The five institutions, which between them account for 40 percent of banking sector credit in sub-Saharan Africa's second-biggest economy, had run up bad loans worth a total of 1.14 trillion naira ($7.6 billion).

The stock exchange placed a two-week suspension on trading in the five to prevent their shares collapsing. But other banking stocks—including First Bank, Guaranty Trust Bank, Zenith Bank and United Bank for Africa—all fell the maximum five percent limit.

The naira weakened just over one percent to 158.60 to the dollar on the interbank market, but volumes were thin, with foreign banks reluctant to trade with Nigerian counterparts amid the uncertainty, one senior bank executive said.

The central bank on Friday injected 400 billion naira ($2.6 billion) into the five banks, four of which it said had been close to collapse, and dismissed their chief executives in an effort to prevent a systemic banking crisis.

"What we have done is something that is the beginning of the process of the restoration of confidence," recently-appointed central bank governor Lamido Sanusi said.

"We have said for a long time that there has been lax regulation ... that there are questions about disclosure, questions about risk management and the quality of management in some of these institutions," he told CNBC Africa television.

Sanusi said the capital would be convertible into "some form of Tier 2 debt or preference shares", repeating that the intention was to find investors as quickly as possible and for the government simply to provide liquidity if needed.

Long-Term Benefit

Analysts said they expected the move by Sanusi, who has only been at the helm of the apex bank for two months, to cause some short-term market volatility but said it was vital to improve transparency, long a major disincentive to foreign investors.

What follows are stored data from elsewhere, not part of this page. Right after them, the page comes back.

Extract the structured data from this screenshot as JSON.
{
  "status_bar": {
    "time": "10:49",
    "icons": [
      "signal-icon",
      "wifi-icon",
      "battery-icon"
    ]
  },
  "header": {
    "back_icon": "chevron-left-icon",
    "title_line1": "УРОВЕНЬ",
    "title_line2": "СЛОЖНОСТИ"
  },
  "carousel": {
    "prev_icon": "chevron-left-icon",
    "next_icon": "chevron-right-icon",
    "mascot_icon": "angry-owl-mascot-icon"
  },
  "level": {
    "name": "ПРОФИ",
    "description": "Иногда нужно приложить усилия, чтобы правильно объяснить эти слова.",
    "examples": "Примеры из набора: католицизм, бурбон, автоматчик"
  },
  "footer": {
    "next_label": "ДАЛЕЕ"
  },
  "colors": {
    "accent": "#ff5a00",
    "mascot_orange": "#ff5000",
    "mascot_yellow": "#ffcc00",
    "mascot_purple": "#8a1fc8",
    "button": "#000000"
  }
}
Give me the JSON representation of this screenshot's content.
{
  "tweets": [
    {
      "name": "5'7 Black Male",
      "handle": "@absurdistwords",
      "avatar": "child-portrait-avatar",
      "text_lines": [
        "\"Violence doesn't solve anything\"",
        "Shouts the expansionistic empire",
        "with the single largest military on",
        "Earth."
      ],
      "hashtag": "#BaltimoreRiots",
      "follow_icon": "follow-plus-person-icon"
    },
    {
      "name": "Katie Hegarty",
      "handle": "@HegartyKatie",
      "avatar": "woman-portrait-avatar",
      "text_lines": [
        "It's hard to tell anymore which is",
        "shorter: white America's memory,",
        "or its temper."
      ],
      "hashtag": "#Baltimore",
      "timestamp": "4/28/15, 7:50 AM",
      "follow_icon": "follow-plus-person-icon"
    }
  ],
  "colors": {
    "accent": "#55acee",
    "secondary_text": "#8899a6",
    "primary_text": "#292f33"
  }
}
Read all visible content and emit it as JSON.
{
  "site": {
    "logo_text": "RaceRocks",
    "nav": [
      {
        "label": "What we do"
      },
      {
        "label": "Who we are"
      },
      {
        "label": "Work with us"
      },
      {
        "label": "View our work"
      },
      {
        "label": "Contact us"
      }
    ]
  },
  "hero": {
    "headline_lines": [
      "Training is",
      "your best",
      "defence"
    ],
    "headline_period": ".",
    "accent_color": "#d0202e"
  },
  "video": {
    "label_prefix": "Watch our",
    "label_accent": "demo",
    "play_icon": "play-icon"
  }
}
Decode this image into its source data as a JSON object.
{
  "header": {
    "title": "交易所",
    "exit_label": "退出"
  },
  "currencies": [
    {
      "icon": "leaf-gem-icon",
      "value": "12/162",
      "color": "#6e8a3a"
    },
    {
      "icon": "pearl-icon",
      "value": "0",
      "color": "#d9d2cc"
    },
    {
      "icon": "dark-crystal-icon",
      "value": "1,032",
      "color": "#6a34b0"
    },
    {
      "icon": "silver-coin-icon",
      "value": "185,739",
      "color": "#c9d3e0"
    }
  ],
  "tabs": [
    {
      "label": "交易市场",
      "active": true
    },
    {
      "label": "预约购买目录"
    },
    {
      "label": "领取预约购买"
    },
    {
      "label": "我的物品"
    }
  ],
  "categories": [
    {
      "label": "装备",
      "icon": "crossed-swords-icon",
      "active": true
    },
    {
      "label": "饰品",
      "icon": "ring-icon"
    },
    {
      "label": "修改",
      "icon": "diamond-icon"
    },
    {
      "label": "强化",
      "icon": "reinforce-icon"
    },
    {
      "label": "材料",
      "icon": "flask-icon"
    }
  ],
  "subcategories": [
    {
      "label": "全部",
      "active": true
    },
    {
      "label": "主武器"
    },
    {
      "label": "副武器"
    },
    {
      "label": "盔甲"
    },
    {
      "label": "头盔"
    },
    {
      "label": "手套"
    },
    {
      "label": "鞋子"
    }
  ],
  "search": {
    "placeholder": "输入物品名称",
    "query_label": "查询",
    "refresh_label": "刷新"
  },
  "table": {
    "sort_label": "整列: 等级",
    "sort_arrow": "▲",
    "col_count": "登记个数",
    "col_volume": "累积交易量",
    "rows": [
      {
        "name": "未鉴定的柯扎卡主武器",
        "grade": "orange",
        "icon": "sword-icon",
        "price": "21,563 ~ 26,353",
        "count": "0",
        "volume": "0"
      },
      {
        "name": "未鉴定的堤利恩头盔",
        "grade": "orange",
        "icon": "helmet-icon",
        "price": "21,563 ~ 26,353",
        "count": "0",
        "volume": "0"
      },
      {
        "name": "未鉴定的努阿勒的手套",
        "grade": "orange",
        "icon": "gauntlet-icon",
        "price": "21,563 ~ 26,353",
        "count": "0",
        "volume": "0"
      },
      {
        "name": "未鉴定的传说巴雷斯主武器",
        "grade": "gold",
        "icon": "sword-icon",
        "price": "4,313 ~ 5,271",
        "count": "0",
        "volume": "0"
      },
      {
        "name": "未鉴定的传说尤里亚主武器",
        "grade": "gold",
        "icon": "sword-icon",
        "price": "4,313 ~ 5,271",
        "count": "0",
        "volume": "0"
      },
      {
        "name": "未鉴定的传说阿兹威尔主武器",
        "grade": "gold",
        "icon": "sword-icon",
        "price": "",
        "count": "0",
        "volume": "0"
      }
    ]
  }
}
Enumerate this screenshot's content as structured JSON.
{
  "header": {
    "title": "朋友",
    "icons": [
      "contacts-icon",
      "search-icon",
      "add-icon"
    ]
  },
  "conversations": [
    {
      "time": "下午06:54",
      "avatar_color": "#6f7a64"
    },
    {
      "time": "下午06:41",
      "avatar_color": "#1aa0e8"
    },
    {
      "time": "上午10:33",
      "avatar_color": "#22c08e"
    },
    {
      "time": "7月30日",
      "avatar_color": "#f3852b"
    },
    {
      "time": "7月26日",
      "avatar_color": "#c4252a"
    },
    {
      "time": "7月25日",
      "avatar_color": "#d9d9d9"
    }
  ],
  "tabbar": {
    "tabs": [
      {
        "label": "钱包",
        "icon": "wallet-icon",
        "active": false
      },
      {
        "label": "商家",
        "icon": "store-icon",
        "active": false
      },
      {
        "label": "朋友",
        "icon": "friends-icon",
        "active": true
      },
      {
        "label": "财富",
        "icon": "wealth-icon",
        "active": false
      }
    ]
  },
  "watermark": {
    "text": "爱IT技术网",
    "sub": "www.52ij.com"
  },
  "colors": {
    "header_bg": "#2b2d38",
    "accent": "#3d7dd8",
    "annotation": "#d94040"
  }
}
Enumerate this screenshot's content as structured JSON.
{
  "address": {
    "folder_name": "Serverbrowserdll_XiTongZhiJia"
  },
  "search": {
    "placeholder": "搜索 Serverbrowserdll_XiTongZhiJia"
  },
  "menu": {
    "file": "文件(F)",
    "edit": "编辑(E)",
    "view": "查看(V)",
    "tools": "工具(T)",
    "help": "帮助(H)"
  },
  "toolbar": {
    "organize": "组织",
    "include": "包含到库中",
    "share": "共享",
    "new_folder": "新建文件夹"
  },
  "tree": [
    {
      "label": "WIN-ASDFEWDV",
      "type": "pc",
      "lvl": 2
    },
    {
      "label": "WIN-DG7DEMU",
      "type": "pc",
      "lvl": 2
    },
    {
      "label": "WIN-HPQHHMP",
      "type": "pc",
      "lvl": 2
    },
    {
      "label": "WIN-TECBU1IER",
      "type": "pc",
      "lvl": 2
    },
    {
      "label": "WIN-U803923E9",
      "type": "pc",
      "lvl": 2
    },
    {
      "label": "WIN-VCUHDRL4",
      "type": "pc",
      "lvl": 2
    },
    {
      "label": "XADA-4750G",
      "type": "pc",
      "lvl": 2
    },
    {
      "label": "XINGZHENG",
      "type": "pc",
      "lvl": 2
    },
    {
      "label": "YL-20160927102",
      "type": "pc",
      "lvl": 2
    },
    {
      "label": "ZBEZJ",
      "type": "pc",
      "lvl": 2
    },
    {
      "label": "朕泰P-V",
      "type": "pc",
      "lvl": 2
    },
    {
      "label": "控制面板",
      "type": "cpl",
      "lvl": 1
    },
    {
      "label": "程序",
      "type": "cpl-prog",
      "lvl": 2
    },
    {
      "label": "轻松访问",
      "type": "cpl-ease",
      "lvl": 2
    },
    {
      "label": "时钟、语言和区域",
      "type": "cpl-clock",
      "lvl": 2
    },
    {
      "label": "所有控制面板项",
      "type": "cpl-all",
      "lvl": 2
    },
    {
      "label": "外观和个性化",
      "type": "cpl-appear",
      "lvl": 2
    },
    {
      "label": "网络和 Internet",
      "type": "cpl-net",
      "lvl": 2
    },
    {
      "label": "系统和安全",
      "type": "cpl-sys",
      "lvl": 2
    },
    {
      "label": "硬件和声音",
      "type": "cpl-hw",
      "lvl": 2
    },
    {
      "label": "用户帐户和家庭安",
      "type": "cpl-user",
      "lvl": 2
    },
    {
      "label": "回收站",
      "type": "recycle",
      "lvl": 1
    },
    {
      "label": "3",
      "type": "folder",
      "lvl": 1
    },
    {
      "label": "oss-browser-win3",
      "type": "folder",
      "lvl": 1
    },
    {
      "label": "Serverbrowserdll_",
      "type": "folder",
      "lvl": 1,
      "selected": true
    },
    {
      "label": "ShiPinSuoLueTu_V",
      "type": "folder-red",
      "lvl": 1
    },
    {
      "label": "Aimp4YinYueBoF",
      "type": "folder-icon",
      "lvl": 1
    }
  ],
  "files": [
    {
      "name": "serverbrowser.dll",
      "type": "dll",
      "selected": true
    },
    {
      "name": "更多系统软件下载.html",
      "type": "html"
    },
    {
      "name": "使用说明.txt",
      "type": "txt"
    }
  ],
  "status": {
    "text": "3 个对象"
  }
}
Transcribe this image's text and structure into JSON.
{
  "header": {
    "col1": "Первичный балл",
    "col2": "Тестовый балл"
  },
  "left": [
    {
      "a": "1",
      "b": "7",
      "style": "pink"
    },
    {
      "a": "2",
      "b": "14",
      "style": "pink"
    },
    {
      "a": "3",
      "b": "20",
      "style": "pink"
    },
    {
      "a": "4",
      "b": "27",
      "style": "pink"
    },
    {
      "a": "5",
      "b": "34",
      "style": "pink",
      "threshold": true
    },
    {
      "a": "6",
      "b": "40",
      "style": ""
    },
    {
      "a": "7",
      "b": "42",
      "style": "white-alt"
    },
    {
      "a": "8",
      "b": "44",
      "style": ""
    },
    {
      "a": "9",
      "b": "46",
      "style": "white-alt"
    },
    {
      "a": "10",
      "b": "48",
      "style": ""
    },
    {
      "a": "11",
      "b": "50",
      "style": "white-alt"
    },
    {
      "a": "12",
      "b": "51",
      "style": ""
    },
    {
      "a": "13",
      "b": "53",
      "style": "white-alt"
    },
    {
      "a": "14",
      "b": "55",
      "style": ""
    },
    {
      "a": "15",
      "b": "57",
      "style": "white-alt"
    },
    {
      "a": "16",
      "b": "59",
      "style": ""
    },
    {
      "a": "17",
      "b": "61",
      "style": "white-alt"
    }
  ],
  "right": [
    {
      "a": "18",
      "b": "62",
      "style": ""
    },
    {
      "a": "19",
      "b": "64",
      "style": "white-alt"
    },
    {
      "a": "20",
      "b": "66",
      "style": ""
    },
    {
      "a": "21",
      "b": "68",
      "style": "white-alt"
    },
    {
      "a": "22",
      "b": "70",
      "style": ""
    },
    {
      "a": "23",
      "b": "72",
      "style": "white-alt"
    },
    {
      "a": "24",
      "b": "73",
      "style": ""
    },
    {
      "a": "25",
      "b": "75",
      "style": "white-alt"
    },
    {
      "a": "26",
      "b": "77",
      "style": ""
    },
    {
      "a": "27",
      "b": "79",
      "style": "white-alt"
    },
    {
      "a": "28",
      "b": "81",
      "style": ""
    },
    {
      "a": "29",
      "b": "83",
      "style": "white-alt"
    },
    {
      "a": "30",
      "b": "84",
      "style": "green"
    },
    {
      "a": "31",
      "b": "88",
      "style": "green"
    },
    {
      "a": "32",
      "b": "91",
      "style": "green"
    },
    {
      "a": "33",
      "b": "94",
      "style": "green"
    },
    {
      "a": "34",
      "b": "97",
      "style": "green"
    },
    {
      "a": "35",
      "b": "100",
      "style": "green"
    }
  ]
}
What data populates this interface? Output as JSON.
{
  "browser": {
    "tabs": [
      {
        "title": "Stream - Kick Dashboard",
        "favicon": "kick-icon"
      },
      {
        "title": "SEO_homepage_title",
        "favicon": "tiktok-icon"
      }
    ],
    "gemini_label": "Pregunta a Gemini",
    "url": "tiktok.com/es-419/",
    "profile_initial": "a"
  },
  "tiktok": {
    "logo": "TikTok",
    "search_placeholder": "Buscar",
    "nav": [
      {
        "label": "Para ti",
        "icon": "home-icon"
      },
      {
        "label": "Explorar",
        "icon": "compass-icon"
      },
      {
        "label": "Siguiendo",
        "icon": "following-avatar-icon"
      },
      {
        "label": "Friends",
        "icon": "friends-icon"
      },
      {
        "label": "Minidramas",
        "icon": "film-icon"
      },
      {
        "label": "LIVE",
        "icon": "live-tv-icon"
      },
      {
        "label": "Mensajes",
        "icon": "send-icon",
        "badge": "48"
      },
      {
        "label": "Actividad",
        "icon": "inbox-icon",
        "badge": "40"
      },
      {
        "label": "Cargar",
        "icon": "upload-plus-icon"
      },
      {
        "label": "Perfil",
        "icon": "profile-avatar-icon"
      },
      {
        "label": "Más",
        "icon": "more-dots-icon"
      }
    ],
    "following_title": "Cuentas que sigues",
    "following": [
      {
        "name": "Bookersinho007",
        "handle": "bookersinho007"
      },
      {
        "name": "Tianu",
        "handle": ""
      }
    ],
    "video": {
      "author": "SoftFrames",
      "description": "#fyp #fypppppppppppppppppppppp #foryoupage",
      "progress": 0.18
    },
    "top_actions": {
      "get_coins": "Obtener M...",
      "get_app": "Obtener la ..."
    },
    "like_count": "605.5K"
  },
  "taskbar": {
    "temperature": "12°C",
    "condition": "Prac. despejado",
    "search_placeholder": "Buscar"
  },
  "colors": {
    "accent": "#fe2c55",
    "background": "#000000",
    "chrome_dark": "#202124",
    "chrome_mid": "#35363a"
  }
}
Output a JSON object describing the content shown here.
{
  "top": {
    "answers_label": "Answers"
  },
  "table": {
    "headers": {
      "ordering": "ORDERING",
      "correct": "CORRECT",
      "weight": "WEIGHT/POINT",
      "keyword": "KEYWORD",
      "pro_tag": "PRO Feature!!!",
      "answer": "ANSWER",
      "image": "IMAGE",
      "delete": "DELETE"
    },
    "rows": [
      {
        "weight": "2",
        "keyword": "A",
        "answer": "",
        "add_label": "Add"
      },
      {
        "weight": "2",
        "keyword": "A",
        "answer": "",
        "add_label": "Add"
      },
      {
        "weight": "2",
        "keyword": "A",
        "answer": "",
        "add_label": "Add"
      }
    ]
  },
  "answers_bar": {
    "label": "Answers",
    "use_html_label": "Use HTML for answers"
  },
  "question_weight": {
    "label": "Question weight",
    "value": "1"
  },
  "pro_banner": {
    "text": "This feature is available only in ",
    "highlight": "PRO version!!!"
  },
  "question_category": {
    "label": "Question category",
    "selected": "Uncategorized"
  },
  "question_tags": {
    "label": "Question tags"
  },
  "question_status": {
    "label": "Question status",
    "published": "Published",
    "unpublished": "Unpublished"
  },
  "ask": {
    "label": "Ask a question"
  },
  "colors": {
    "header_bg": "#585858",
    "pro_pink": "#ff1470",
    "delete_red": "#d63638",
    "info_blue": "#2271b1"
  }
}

"Finally it seems the authorities have grasped the nettle and tackled the problems in the banking system," said Stuart Culverhouse, chief economist at London-based frontier markets brokerage Exotix.

"We will see some near-term uncertainty in the naira as the scale of the problem is probably bigger than this, but it's a positive move. I do not think people will expect it to affect the whole system," he told Reuters.

President Umaru Yar'Adua, central bank officials and the new teams brought in to manage the five institutions launched a campaign to reassure depositors that their money was safe, amid concern that there could be a bank run.

"You have no reasons to fear any more. Don't panic and don't embark on withdrawals of your money or close your accounts," Tunde Lemo, one of the central bank's deputy governors, said in a message broadcast on Nigerian television.

There were no signs of panic at banking branches in the commercial hub Lagos or the capital Abuja although analysts said it was less clear how corporate or high net worth customers, who account for the lion's share of deposits, would react.

"What you can't tell by looking at banking halls is what's happening in terms of institutional customers, are they calling to break placements, to shorten the tenor ... It could be a while before you see the impact," one Nigerian analyst said.

Adeniyi Falade, managing director of Crusader Sterling Pensions, said he was not immediately removing any funds from the affected banks.

"The funds have central bank guarantee so there is no need. For me the worst is over, though I'm a bit cautious in placing more funds (with the five banks). But it's not as if I am going to withdraw what I have with them," he told Reuters.

Interbank lending rates, which reflect the readiness of banks to lend to their peers, spiked to 20 percent on Friday but dropped back to around 10 percent on Monday, said Bolanle Akomolafe, head of the money market desk at Fidelity Bank.

"In time, confidence is likely to be restored. We still see a high likelihood of further foreign investment in Nigeria's banking sector ... which should result in considerable inflows into the Nigerian market," said Razia Khan, head of Africa research at London-based Standard Chartered.